Proszę powoli dwukrotnie przeczytać tekst Ewangelii z piątku po 4 Niedzieli Wielkiego Postu - J 7, 1 – 2. 10. 25 - 30
1. Przylgnę z głębokim przejęciem do Jezusa i będę Go prosił, abym mógł Mu towarzyszyć w Jego osamotnieniu i cierpieniu z powodu odrzucenia (ww. 1. 10, 25 – 30).
Trzeba czasem (wreszcie) wyjść ze swojego zakręcenia na epidemii i spróbować popatrzeć na Jezusa i na Jego mękę, zwłaszcza teraz, w okresie Wielkiego Postu. Pokornie proszę Cię Panie o tę łaskę.
2. Zatrzymam się dłużej przy słowach: „Żydzi mieli zamiar Go zabić” (w. 1). W serdecznej rozmowie będę pytał Jezusa, co w moim życiu najbardziej Go rani? Przez ci skazuję Go na ukrzyżowanie?
Paraklet „...zaś, gdy przyjdzie, przekona świat o grzechu, o sprawiedliwości i o sądzie. O grzechu - bo nie wierzą we Mnie; o sprawiedliwości zaś - bo idę do Ojca i już Mnie nie ujrzycie; wreszcie o sądzie - bo władca tego świata został osądzony” (J 16, 8 – 11).
Panie Jezu, ześlij swego Ducha, abym stanął w prawdzie o sobie i o Twojej miłości do mnie.
Moje osobiste grzechy ranią Jezusa i usiłują Go zabić (albo wprost Go zabijają).
Dziękuję Ci Panie, że tego wieczoru pozwalasz mi stawać w prawdzie. W prawdzie o mojej wciąż powracającej grzeszności i o Twoim nieskończonym miłosierdziu, któremu nigdy nie znudzi się przebaczanie mi wciąż tych samych grzechów.
3. Jezus pozostaje nierozpoznany przez tych, którzy w Niego nie wierzą (ww. 10. 25 – 27). To zdanie z komentarza mnie uderzyło i mocno zaniepokoiło. Czy ja naprawdę znam Jezusa? Czy dostrzegam Go w mojej codzienności? Czy słucham Jego słowa? W jakich miejscach, relacjach, zajęciach nie potrafię dostrzec Jego miłującej obecności?
Dla tych, którzy wierzą w Boga mam tysiąc argumentów potwierdzających Jego istnienie, dla tych, którzy nie wierzą, nie mam żadnego.

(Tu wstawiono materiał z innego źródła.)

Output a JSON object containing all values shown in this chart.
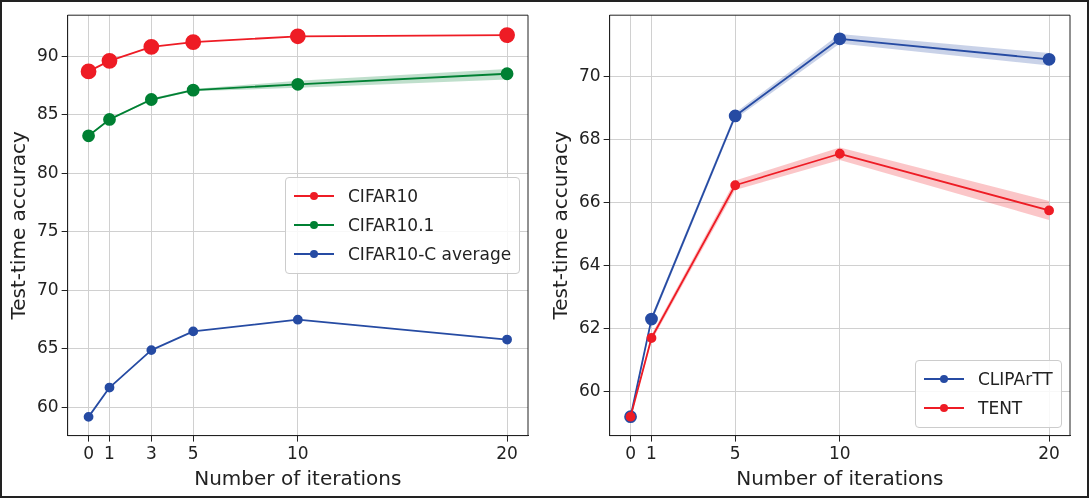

4. „Przecież my wiemy...” (w. 27). Przywiązania do własnych schematów pojmowania Boga nie pozwalają Żydom rozpoznać Jezusa. Jakie schematy myślowe czy obrazy najbardziej przeszkadzają mi spotkać się z Jezusem na modlitwie?
Raz po raz w tej modlitwie odkrywam pokusę duszpasterską (to znaczy, że te słowa odnoszą się do moich parafian a m nie do mnie samego), tymczasem obecna modlitwa jest darem Pana przede wszystkim dla mnie, a nie dla wspólnoty). I za to chwała Panu.
Dziękuję Panie, że w czasie obecnej modlitwy po raz kolejny przypomniałeś mi, że to ja sam jestem grzesznikiem a zarazem umiłowanym dzieckiem Boga Ojca.
5. Jezus wyrzuca Żydom, że nie znają Boga. Jaki obraz Ojca noszę w sobie? Będę prosił Jezusa, aby pomógł mi zobaczyć w prawdzie moją relację z Bogiem. Co pozwolił mi zobaczyć?
Dlaczego Bóg „musi karać” moich parafian i mnie koronawirusem? Czy my inaczej nie możemy przyjąć łaski nawrócenia? Wyczuwam, że powyższy obraz Boga jest fałszywy. Bóg nie jest masochistą i nie lubuje się w cierpieniu. Dlaczego zatem epidemia?
A może „wytłumaczeniem” będzie scena zwiastowania – kontemplowana w środę - nie ma tam niczyjego grzechu, a sytuacja jest trudna. Może bez przeżywania sytuacji trudnej nie można wzrosnąć w wierze, naprawdę zaufać Bogu i przylgnąć do Niego. Bóg z pewnością pragnie dobrych skutków tej przykrej sytuacji.
6. Jakie jest moje doświadczenia Boga? Jaki obraz Boga noszę w sobie? Będę prosił Jezusa, aby pomógł mi pogłębić moją relację z Ojcem?
Bądź uwielbiony Panie we wszystkich modlących się ludziach i w owocach obecnej medytacji.
7. Przytulę się do Serca Jezusa i będę powtarzał: „Pozwól mi trwać przy Tobie, gdy nadejdzie godzina Twojej męki” (w. 30).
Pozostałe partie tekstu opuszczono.